Why adding version number to CSS file path?

From HTML5 ★ Boilerplate Docs:

What is ?v=1" '?v=1' is the JavaScript/CSS Version Control with
Cachebusting

Why do you need to cache JavaScript CSS? Web page designs are getting
richer and richer, which means more scripts and stylesheets in the
page. A first-time visitor to your page may have to make several HTTP
requests, but by using the Expires header you make those components
cacheable. This avoids unnecessary HTTP requests on subsequent page
views. Expires headers are most often used with images, but they
should be used on all components including scripts, stylesheets etc.

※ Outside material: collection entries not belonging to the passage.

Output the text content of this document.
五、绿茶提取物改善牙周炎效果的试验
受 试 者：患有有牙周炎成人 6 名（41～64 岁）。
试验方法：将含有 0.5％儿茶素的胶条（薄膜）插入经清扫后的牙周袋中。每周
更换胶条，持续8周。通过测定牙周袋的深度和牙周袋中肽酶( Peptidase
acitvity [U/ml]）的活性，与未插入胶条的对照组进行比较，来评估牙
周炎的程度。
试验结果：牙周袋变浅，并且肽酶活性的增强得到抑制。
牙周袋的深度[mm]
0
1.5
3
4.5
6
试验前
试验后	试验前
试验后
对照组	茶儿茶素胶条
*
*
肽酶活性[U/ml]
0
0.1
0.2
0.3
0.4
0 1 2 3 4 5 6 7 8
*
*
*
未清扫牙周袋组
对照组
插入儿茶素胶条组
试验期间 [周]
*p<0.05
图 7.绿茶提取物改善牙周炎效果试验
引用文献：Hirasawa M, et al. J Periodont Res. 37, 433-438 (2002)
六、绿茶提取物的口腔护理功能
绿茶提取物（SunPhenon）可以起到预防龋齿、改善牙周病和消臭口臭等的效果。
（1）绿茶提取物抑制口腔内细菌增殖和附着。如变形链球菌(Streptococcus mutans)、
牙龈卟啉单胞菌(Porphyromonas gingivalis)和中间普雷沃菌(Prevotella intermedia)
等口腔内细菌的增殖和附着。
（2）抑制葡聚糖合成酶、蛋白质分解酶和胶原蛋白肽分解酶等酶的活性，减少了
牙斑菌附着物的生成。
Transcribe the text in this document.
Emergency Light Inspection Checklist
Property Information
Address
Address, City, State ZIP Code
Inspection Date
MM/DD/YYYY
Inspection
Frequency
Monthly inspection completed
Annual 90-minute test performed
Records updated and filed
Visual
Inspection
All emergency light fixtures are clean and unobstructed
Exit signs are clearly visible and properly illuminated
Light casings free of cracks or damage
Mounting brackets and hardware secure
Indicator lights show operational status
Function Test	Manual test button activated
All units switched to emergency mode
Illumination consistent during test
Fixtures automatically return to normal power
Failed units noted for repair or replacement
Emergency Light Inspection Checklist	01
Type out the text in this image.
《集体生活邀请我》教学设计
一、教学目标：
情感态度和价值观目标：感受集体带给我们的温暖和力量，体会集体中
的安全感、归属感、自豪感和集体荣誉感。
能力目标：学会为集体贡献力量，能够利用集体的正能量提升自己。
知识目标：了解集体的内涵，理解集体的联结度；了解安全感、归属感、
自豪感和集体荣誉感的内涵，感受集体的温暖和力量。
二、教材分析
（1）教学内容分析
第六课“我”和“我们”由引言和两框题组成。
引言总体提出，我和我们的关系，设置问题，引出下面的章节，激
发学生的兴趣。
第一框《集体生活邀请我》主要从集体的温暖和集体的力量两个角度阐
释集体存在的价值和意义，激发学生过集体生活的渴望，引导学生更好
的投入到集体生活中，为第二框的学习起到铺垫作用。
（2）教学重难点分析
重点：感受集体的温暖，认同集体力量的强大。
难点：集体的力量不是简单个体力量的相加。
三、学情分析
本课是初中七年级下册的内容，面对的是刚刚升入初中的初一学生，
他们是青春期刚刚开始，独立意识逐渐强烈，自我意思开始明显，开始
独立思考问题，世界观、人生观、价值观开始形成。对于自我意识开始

How does HTML5 Boilerplate handle JavaScript CSS cache? HTML5
Boilerplate comes with server configuration files: .htacess,
web.config and nginx.conf. These files tell the server to add
JavaScript CSS cache control.

When do you need to use version control with cachebusting?
Traditionally, if you use a far future Expires header you have to
change the component's filename whenever the component changes.

How to use cachebusting? If you update your JavaScript or CSS, just
update the "?v=1" to "?v=2", "?v=3" ... This will trick the browser
think you are trying to load a new file, therefore, solve the cache
problem.

Why pass parameters to CSS and JavaScript link files like src=../cnt.js?ver=4.0?

It is usually done to prevent caching.

Let's say you deploy version 2 of your new application and you want to cause the clients to refresh their CSS, you could add this extra parameter to indicate that it should re-request it from the server. Of course there are other approaches as well, but this is pretty simple.